Prime Minister Ehud Olmert will soon face such a decision with regard to a prisoner exchange for reservists Eldad Regev and Ehud Goldwasser, who were captured by Hizbullah on July 12. The logic of prisoner exchanges at the end of hostilities would suggest that the two Israeli captives should be exchanged for Hizbullah fighters captured in the recent fighting.
Unfortunately, however, previous prisoner exchanges both with Hizbullah and the Palestinians have established the principle that every Israeli captive – and even the bodies of dead Israelis – is worth hundreds, if not thousands, of our enemies.
Hizbullah leader Hassan Nasrallah will almost certainly demand the release of Samir Kuntar, who led a Palestinian terror attack on Nahariya Beach in 1979. Kuntar shot a father in front of his four-year-old daughter before crushing her skull with a rifle butt, and caused the mother of the family to accidentally suffocate her other child, a two-year-old girl, as she hid in terror in a crawl space in their apartment.
Kuntar should have been tried, with all due process, and executed. Instead he has been allowed to marry an Israeli Arab woman, who now receives a monthly government stipend, as the wife of a prisoner. Abu Abbas’s 1985 capture of the Achilles Lauro, in which wheel-chair bound American tourist Leon Klinghoffer was killed, was carried out primarily to secure Kuntar’s release.
Not only would Kuntar’s release result in a beast going free, it would constitute a coup for Nasrallah and increase his prestige in Lebanon (from which Kuntar launched his deadly attack) and throughout the Arab world.
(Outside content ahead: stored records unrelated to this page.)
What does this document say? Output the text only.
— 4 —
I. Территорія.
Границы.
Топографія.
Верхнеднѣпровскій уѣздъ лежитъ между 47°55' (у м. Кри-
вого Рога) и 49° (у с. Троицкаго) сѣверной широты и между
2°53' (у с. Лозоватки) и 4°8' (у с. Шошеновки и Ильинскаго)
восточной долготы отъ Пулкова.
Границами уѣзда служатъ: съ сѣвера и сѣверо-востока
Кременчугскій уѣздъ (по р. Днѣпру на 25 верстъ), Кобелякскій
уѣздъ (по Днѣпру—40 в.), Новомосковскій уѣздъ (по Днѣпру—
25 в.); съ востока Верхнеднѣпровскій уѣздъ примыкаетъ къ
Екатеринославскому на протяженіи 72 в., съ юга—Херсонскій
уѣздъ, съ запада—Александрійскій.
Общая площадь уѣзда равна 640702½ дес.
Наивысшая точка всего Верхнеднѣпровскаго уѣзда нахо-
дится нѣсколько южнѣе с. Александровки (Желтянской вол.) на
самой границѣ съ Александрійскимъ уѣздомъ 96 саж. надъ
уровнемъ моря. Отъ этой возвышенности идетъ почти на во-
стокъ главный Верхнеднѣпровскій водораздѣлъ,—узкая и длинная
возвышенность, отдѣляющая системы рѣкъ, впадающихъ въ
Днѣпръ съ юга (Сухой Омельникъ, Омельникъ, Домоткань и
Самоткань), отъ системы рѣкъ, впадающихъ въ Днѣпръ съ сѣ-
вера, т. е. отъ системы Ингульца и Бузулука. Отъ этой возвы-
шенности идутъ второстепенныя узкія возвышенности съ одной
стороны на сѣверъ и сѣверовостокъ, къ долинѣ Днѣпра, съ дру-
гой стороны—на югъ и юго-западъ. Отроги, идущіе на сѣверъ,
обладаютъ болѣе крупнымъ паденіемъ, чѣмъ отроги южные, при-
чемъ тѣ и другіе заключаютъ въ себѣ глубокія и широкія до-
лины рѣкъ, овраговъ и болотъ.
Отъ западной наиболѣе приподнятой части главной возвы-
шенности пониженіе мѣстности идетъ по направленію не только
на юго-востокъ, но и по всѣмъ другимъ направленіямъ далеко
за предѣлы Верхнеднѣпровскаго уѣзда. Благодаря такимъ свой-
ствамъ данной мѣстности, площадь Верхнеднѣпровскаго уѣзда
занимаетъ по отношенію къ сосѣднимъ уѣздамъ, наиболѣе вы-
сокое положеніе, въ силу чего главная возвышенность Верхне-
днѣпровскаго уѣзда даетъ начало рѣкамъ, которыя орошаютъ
Let us say that a deal with Hizbullah over the release of the two captive reservists comes down to the release of Kuntar. If the prime minister opts to release him, he will have to face a woman whose entire family was wiped out by Kuntar. Yet if he decides not to release him, he has to face the families of the two captured reservists and explain to them why he has passed up the best chance likely to arise to secure the release of their husband or sons.
And this decision facing the prime minister is relatively easy compared to that which may soon face him or his successor over Iranian nuclear weapons. Once it becomes clear that international sanctions against Iran will not be implemented or are ineffective and/or that the United States lacks the will to unilaterally strike at Iran’s nuclear facilities, Israel faces a life and death decision.
On the one hand, there is no reason to doubt Ahmadinejad’s rhetoric about wiping Israel off the map, even at the cost of millions of Iranian lives lost in a nuclear exchange with Israel. He is not the first Iranian leader, going back to Ayatollah Khomeini himself, to publicly state that Iran is ready, willing, and able to absorb casualties of that magnitude in order to destroy Israel. In short, a nuclear Iran poses a clear threat to Israel’s existence.
Nevertheless the threat is only speculative. We can never know for certain whether Iran’s leaders will follow their own religious logic of turning the entire country into a suicide bomber. And that is far from the only thing we do not and cannot know. For instance, there is no assurance that Israel has the capacity to cripple, much less destroy, Iran’s nuclear capacities, which are spread out over dozens of facilities and many of which are deep underground. (Chief of Staff Dan Halutz’s assurances that the IAF could do the job do not carry much weight today.)
The decision to attack Iran thus makes the decision to attack the Iraqi Osirak reactor in 1982 look like child’s play. The Iraqis lacked the capacity to strike back at Israel. By contrast, any Israeli attack against Iran, whether successful or not, would almost certainly trigger a barrage of Iranian long-range missiles, at a cost of thousands of Israeli lives. (An American attack would likely do the same.)
If we assume that Iran is willing to sacrifice millions of its citizens to destroy Israel, they certainly won’t hesitate to launch missiles at Israel just because hundreds, or thousands of Palestinians or Israeli Arabs might be killed as well. The latter would simply become new martyrs, joining the hundreds of thousands of unarmed child soldiers the Iranians sent into battle against Iraqi tanks.
All really difficult decisions tend to follow a common pattern. They involve a relatively known short-range cost or benefit against a long-range cost of potentially far greater magnitude but whose likelihood is unknowable. When Israel withdrew from Lebanon in 2000, for instance, the short-range gain was fairly clear: the saving of 13 Jewish lives per year being lost in the security zone.
Against that benefit had to balanced the perception of Israel’s retreat in the Arab world, the impact on its deterrent capacity vis-à-vis both Hizbullah and the Palestinians, how the vacuum in southern Lebanon would be filled, and Israel’s ability to act subsequently if Hizbullah took over the security zone – all highly speculative assessments.
There may be right or wrong answers to these judgments, but often they cannot be known until years later. A leader who focuses only on the number of lives likely to be lost or saved in the immediate future, and ignores the potential long-term consequences of his actions is irresponsible. But one who too easily ignores the immediate and known cost in lives is inhuman.
Each of us should candidly admit that we would not want to make these decisions, and pray to be worthy of leaders whose eyes are opened by Hashem.